See, this is a film that you have to be careful about discussing.  From the moment that it premiered at Cannes last year, The Neon Demon was the love-it-or-hate-it film of 2016.

Those of us that loved The Neon Demon really, really loved it.

And those that hated it — well, let’s just say that they really, really hated it.  They complained that The Neon Demon was exploitive.  They found the subject matter to be sordid.  They accused the movie of being both pretentious and ultimately pointless.  The plot made no sense, they complained.  The film was overlong and featured about a handful of false endings.  It almost seemed as if Nicholas Winding Refn was taunting anyone who expected him to make a typical melodrama about life in Hollywood.

All of that is true but, honestly, what were these people expecting?  As a result of the success of Drive, many people have made the mistake of thinking that Nicholas Winding Refn is a mainstream director.  He’s not.  Refn is a provocateur.  He is a director who often dares his audience to walk away.  In The Neon Demon, each false ending challenges the audience’s assumption about how a story — any story — should end.  Some people, I’m sure, would complain that Refn is all style and no substance.  However, The Neon Demon is about a world where one’s worth is determined by their style.  Style is substance.  The world of The Neon Demon may be empty but the film is not.

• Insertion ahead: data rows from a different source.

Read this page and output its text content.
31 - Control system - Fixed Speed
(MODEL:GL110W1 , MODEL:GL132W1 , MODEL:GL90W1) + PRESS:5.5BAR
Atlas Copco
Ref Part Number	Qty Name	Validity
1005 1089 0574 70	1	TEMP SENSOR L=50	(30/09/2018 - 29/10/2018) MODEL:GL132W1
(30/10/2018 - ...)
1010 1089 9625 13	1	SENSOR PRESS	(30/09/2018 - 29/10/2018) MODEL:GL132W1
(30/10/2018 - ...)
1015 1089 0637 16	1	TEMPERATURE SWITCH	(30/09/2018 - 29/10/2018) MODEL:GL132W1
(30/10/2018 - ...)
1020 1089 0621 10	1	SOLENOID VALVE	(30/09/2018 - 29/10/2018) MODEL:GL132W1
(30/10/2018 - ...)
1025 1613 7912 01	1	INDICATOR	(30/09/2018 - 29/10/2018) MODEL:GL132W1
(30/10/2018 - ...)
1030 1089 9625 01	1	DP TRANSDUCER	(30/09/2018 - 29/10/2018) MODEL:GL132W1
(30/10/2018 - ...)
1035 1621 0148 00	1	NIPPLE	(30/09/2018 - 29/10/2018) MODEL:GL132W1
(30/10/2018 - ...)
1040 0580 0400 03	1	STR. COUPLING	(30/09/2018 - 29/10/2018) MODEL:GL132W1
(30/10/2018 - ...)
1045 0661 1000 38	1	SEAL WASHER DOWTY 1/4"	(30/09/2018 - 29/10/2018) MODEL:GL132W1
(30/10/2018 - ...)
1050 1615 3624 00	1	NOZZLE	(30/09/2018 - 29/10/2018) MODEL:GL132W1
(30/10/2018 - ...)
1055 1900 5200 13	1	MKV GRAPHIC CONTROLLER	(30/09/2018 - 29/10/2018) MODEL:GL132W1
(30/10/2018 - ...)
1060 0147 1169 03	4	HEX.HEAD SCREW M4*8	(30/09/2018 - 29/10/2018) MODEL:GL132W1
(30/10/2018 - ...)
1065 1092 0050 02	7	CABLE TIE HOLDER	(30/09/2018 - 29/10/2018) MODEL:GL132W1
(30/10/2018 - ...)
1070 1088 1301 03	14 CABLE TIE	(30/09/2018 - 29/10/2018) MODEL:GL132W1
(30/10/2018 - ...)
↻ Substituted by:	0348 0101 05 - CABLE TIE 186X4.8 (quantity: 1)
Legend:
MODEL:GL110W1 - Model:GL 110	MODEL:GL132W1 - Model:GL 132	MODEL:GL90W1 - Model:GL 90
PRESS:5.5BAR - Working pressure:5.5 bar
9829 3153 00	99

For all the debate about the film’s deeper themes (or lack of them), The Neon Demon‘s story is a fairly simple and deliberately familiar one.  A teenage runaway comes to Hollywood, finds some success as a model, and discovers that the world of show business is not as romantic as she may have initially believed.  When we first see Jesse (Elle Fanning), she’s posing for her boyfriend and she’s pretending to be dead.  Death, beauty, and sex go hand-in-hand in The Neon Demon.

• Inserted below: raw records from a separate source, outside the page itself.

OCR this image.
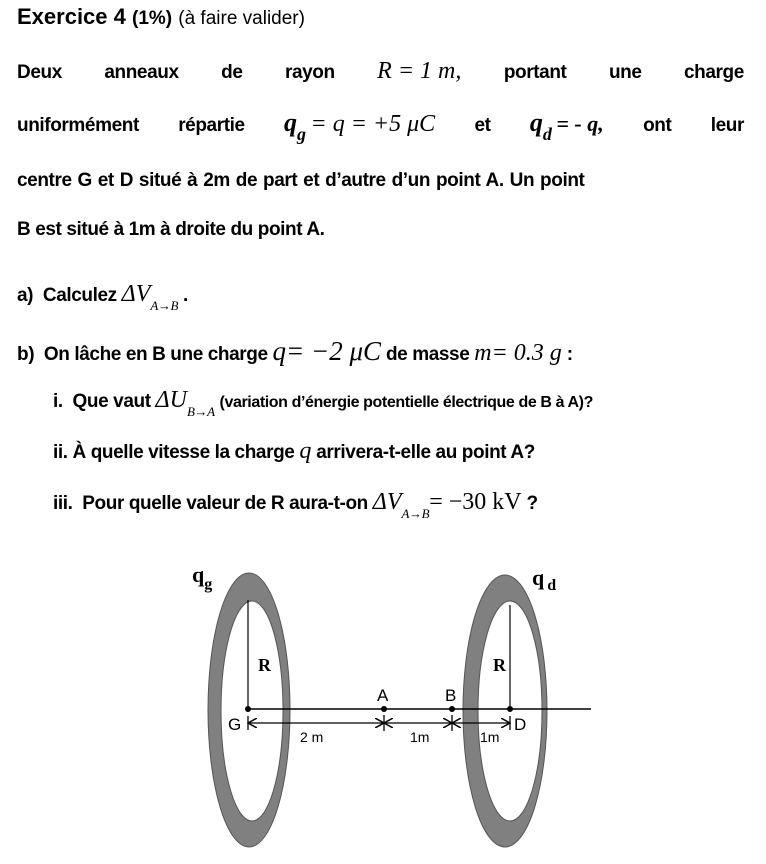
Exercice 4 (1%) (à faire valider)
Deux anneaux de rayon R = 1 m, portant une charge
uniformément répartie $q_g = q = +5$ μC et $q_d$ = - q, ont leur
centre G et D situé à 2m de part et d’autre d’un point A. Un point
B est situé à 1m à droite du point A.
a) Calculez $\Delta V_{A\to B}$ .
b) On lâche en B une charge q= −2 μC de masse m= 0.3 g :
i. Que vaut $\Delta U_{B\to A}$ (variation d’énergie potentielle électrique de B à A)?
ii. À quelle vitesse la charge q arrivera-t-elle au point A?
iii. Pour quelle valeur de R aura-t-on $\Delta V_{A\to B}= -30$ kV ?
$q_g$	q $_d$
R	R
A	B
G	D
2 m	1m	1m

Jesse’s an interesting character, one who constantly challenges our assumptions.  At first, Jesse seems like a typical innocent.  She’s a virgin who is so introverted that she can barely carry on a conversation.  She lives in a cheap apartment, under the menacing gaze of her sleazy landlord (Keanu Reeves, having fun playing his skeezy character).  She has a boyfriend and on their dates, she tells him about how she’s always dreamed of being a star.  It’s only as the film progresses that you start to realize how little you actually know about Jesse.  That she’s a runway is implied early on.  We never learn what led to her running away.  In fact, we learn next to nothing about who she was before she appeared in Los Angeles.

In Los Angeles, Jesse is everything that the fashion industry values.  She’s beautiful and, even more importantly, she’s young.  We watch as Jesse goes to a casting call and we’re struck by the blank-look on her face.  We wonder if there’s anything going on underneath the surface.  Jesse has hallucinations, seeing a shining triangle and kissing her own reflection.  Someone asks her what it’s like to be desired.  She replies, “It’s everything.”

Jesse befriends Ruby (Jena Malone), a makeup artist who lives in a gigantic mansion, overlooking an empty swimming pool.  When Ruby isn’t working in the fashion industry, she works at a morgue, applying makeup to corpses and occasionally engaging in necrophilia.  She makes the dead beautiful so that they can be buried looking their best.  Again, beauty and death are intertwined throughout The Neon Demon.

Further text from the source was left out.